Parseghian v. Frequency Therapeutics, Inc.

CourtCourt of Chancery of Delaware
DecidedJune 21, 2022
DocketC.A. No. 2021-0551-PAF
StatusPublished

This text of Parseghian v. Frequency Therapeutics, Inc. (Parseghian v. Frequency Therapeutics, Inc.) is published on Counsel Stack Legal Research, covering Court of Chancery of Delaware primary law. Counsel Stack provides free access to over 12 million legal documents including statutes, case law, regulations, and constitutions.

Bluebook
Parseghian v. Frequency Therapeutics, Inc., (Del. Ct. App. 2022).

Opinion

IN THE COURT OF CHANCERY OF THE STATE OF DELAWARE

GREGORY J. PARSEGHIAN as trustee ) of THE GREGORY J. PARSEGHIAN ) REVOCABLE TRUST and ) CHRISTINE M. PARSEGHIAN as ) trustee of THE CHRISTINE M. ) PARSEGHIAN REVOCABLE TRUST, ) ) Plaintiffs, ) ) v. ) C.A. No. 2021-0551-PAF ) FREQUENCY THERAPEUTICS, ) INC., DAVID LUCCHINO, ) COMPUTERSHARE INC., and ) COMPUTERSHARE TRUST ) COMPANY, N.A., ) ) Defendants. )

MEMORANDUM OPINION

Date Submitted: March 23, 2022 Date Decided: June 21, 2022

Samuel T. Hirzel, II, Jamie L. Brown, HEYMAN ENERIO GATTUSO & HIRZEL LLP, Wilmington, Delaware; Adam C. Ford, Matthew A. Ford, FORD O’BRIEN, LLP, New York, New York; Attorneys for Plaintiffs Gregory J. Parseghian as Trustee of The Gregory J. Parseghian Revocable Trust and Christine M. Parseghian as Trustee of The Christine M. Parseghian Revocable Trust.

Elena C. Norman, YOUNG CONAWAY STARGATT & TAYLOR LLP, Wilmington, Delaware; Deborah S. Birnbach, Jennifer Burns Luz, Matthew T. White, GOODWIN PROCTOR LLP, Boston, Massachusetts; Attorneys for Defendants Frequency Therapeutics, Inc. and David Lucchino.

Kevin R. Shannon, Jaclyn C. Levy, Callan R. Jackson, POTTER ANDERSON & CORROON LLP, Wilmington, Delaware; Seth Goldman, Jacob H. Hupart, MINTZ, LEVIN, COHN, FERRIS, GLOVSKY and POPEO, P.C., New York, New York; Attorneys for Defendants Computershare Inc. and Computershare Trust Company, N.A.

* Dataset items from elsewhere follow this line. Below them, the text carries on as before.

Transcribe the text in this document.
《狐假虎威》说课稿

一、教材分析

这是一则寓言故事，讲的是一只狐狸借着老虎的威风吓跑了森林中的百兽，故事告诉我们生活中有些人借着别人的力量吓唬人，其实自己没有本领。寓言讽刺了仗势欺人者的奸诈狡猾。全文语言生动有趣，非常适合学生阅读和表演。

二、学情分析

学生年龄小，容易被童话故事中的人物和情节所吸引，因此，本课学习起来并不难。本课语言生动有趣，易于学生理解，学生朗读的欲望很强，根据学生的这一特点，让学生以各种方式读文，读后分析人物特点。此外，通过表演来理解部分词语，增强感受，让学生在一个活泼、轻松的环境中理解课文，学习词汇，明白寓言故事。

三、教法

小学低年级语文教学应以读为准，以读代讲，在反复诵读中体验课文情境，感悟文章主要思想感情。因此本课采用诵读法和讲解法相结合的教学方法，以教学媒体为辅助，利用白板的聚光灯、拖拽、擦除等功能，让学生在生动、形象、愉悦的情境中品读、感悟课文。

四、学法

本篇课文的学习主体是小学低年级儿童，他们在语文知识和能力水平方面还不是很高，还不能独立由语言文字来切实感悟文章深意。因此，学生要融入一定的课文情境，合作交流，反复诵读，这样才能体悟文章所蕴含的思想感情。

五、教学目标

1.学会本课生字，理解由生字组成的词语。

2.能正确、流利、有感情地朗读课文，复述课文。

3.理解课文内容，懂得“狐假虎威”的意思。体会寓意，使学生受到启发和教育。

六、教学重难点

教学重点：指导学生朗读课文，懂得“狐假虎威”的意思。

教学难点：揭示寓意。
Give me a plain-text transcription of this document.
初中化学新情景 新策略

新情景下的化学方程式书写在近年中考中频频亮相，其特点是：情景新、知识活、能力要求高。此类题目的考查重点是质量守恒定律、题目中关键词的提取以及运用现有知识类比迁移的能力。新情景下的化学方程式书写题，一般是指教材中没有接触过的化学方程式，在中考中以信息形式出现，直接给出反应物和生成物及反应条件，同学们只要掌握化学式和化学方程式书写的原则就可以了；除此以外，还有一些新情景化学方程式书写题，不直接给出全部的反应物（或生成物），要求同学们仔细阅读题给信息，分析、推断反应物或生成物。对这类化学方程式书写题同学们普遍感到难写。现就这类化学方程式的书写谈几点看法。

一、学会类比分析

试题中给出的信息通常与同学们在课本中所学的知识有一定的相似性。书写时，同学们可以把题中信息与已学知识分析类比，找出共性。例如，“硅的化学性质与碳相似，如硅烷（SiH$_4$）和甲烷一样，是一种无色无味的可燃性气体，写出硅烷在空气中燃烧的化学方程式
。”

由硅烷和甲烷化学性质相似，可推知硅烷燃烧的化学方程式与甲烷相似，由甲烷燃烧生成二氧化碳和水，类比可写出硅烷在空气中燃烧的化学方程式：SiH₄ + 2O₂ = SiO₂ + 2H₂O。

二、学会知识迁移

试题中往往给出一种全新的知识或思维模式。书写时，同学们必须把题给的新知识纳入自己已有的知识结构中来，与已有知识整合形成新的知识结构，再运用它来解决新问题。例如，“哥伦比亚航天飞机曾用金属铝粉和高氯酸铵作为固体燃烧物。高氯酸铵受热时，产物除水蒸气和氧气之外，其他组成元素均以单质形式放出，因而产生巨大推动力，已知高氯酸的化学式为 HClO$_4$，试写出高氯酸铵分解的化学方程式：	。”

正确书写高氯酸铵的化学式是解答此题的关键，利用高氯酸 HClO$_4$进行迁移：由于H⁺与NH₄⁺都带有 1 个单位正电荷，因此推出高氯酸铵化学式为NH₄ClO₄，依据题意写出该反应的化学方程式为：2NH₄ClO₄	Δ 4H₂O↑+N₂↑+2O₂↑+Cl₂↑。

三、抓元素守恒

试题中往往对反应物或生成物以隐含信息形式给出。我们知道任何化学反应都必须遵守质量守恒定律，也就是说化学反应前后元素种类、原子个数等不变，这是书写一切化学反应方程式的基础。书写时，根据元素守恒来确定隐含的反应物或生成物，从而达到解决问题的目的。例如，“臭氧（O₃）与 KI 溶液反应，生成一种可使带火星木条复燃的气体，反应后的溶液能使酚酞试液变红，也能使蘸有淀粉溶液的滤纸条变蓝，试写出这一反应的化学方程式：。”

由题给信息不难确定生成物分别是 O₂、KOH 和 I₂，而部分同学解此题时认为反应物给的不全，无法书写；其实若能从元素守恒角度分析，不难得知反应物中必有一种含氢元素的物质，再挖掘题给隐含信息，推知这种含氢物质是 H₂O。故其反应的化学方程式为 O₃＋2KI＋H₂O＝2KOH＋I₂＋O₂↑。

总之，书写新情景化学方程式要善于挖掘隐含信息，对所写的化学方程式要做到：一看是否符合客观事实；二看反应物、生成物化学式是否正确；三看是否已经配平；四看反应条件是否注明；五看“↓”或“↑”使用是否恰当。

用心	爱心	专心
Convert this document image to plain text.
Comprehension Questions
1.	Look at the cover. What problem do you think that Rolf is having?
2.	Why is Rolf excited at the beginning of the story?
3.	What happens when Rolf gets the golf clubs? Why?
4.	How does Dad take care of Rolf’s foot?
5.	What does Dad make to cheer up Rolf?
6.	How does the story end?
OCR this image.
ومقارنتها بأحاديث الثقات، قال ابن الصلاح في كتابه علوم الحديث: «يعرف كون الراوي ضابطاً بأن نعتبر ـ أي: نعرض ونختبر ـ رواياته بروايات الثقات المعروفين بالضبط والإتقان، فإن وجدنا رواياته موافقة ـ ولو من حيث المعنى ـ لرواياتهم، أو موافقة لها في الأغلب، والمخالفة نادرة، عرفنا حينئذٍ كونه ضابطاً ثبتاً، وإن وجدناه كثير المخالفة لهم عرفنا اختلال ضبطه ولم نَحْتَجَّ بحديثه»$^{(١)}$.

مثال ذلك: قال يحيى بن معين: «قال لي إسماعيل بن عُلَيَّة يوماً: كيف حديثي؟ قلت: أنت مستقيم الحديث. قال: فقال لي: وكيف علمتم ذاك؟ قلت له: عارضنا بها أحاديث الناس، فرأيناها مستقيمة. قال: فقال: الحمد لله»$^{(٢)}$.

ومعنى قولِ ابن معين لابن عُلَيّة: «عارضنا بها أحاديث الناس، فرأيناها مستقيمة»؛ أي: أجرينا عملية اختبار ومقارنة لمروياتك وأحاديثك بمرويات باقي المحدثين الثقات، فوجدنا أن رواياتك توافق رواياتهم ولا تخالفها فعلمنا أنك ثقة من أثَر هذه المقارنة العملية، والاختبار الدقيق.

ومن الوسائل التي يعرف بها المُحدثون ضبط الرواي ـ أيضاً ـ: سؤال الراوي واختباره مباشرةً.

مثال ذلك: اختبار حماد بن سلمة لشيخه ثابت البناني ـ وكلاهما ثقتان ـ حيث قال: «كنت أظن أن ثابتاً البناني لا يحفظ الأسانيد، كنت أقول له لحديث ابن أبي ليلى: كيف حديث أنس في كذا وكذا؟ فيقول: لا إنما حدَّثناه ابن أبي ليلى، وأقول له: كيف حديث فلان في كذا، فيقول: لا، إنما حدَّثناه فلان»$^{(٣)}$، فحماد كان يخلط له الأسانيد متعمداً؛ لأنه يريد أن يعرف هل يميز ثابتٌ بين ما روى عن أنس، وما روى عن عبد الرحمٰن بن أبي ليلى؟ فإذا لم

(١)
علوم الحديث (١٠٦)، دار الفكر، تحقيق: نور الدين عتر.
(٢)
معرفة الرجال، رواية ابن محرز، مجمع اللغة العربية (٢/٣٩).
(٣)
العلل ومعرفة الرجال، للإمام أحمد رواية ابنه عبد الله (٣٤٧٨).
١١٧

FIORAVANTI, Vice Chancellor In early 2021, two related stockholders of Frequency Therapeutics, Inc.

(“Frequency” or the “Company”) decided to sell their shares in the Company amid

a rising stock price. The stockholders and their broker encountered difficulty in

persuading the Company’s stock transfer agent to transfer their shares to their

brokerage account due to what the transfer agent represented as inconsistencies

between the description of the accounts on the transfer agent’s records and those of

the broker. The shares were finally transferred six weeks after the stockholders

initiated their efforts to transfer and sell the stock. Unfortunately for the

stockholders, the Company issued negative news on the day before the shares were

transferred, causing a one-day drop in market price from $36.29 to $7.99 per share.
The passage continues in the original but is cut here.